The Goldilocks zone for resource exploration (and four ASX companies nailing it)
Back in April, I hosted a series of Buy Hold Sell episodes down in Melbourne. The focus was on commodities and the guests were Rick Squire of Acorn Capital and John Forwood of Lowell Resources.
The conversation, as is typically the case with Buy Hold Sell guests, was fascinating – even if some of the ‘mining speak’ went over my head.
One line that didn’t came from Rick Squire, talking about the uranium-rich Athabasca Basin being a ‘geological freak’.
This got me thinking. What makes for a geological freak, who is looking for them and, perhaps more intriguingly – who has the capacity to mine them?
With all these questions swimming around in my head, I reached out to Squire - a geologist with over 25 years of experience in the resources industry, including nine years in mining finance and investment. He has kindly put together the following insights, focusing on Australia’s geological freak, the copper-gold-uranium deposit at South Australia’s Olympic Dam.
Here are some quick facts about Olympic Dam
- It is the fourth-largest copper deposit and the largest known single deposit of uranium worldwide.
- Copper is the largest contributor to total revenue, accounting for approximately 70% of the mine's revenue, with the remaining 25% from uranium, and around 5% from silver and gold.
- As of 2013, Olympic Dam is the second-largest uranium-producing mine in the world.
- It has almost 700km of underground roads and tunnels.
- BHP (ASX: BHP) has owned and operated the mine since 2005.
Are big copper discoveries worth finding?
The following was written by Rick Squire
There are two types of geologists on Earth: one is motivated by the thrill of discovery; and the other just wants to make money. When investing in copper explorers, it is crucial that you know which type of geologist you are backing.
The holy grail for many resources investors is to back a tiny explorer who discovers the next Olympic Dam. The reason for the appeal is Olympic Dam in South Australia contains resources of copper, gold and uranium that are all among the largest on Earth. In fact, Olympic Dam is probably many times larger than the currently defined resource, but why would BHP bother with a heap more exploration when there is already enough mine life to see my son into retirement?
What could possibly go wrong?
The answer to this question lies in which type of geologist you are backing when investing in copper explorers.

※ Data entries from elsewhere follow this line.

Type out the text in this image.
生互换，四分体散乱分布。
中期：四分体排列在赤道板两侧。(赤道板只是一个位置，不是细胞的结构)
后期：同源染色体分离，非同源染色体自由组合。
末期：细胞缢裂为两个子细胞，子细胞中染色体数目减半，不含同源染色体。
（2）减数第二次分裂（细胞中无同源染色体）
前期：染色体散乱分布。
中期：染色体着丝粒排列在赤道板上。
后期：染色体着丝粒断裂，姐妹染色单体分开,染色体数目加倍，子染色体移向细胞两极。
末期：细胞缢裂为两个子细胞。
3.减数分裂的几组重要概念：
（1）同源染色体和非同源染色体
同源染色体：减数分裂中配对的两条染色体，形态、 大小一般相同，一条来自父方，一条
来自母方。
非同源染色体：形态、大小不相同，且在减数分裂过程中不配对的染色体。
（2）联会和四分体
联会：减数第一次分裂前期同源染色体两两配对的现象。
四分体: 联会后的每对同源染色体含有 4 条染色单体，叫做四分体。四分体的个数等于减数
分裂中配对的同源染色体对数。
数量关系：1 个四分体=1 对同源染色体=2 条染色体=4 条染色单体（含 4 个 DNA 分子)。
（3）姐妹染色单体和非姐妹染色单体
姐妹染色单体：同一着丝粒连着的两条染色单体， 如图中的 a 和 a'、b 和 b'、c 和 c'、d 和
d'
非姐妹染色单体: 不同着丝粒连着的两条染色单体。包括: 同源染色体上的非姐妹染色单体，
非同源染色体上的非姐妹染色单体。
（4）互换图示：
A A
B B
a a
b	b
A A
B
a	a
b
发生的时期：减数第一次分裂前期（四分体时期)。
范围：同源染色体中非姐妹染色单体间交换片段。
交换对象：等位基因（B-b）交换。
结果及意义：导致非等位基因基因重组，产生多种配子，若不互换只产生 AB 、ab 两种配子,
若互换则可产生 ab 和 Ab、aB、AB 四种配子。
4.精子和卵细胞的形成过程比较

If your explorer is run by a geologist motivated by the thrill of discovery, there is a risk they focus too heavily on finding the next Olympic Dam. Success is possible, but because Olympic Dam is a geological freak, the chances of finding another one are vanishingly low. This does not mean investors should play it safe and avoid companies seeking the biggest prizes. Rather, investors should look for explorers with geologists who understand the importance of risk-weighting in exploration and the need for a balanced pipeline of projects.
3 key features of targets
If your explorer is run by a geologist who is motivated by making money, the targets will have three key features.
- First, there will be a reasonable chance of success. Exploration is a low-probability game (albeit with potentially big rewards), so why make it even harder by targeting the lowest of the low?
- Second, the cost of exploration will be achievable for the size of the company. This is because drilling and geophysics are very expensive, especially for deep targets.
- Third, consideration must be given to the cost and timeframes to get a potential discovery into production. This is an important point that needs some elaboration.
Big copper projects can cost many billions of dollars to build and the timeframes to complete their enormous technical studies and complex permitting and financing requirements mean delays of up to 20 years are common from discovery to first production. This is a problem, because very few shareholders are willing to fund a project for so long and only a handful of mining companies are big enough to buy and develop such assets. For investors, this means the best discoveries are not the biggest deposits, but those that are large enough to be meaningful producers yet small enough to be developed reasonably quickly and at an acceptable initial capital cost.
What are money-making geologists looking for?
If discovering the next Olympic Dam is still on the list, the target should not be too deep and thus too expensive to drill. It must also be something that can be scaled up from a smaller not-too-expensive initial operation to something larger in the future. My preferred option is for smaller versions of the Olympic Dam deposit (a style known as Iron Oxide Copper Gold), such as Ernest Henry (Evolution Mining ASX: EVN) and Eloise (AIC Mines ASX: A1M) in Queensland. Other good targets are the volcanogenic massive sulfide (VMS) deposits, such as MATSA (Sandfire Resources ASX: SFR) and Green Bay (FireFly Metals ASX: FFM).
Projects to avoid, or follow cautiously, include porphyry copper deposits. There are a few porphyry copper deposits that have meaningful high-grade zones, but most are big and very low-grade and thus take decades to get into production. Sediment-hosted copper deposits are great in Poland and Central Africa if you have a high tolerance for jurisdictional risk, but elsewhere around the world are mainly big and low-grade. A nice exception is the Motheo Copper Mine in Botswana (Sandfire Resources ASX: SFR).
At the end of the day, it’s always important to remember that the good thing about exploration is ‘anything’s possible when the drill rig is spinning’.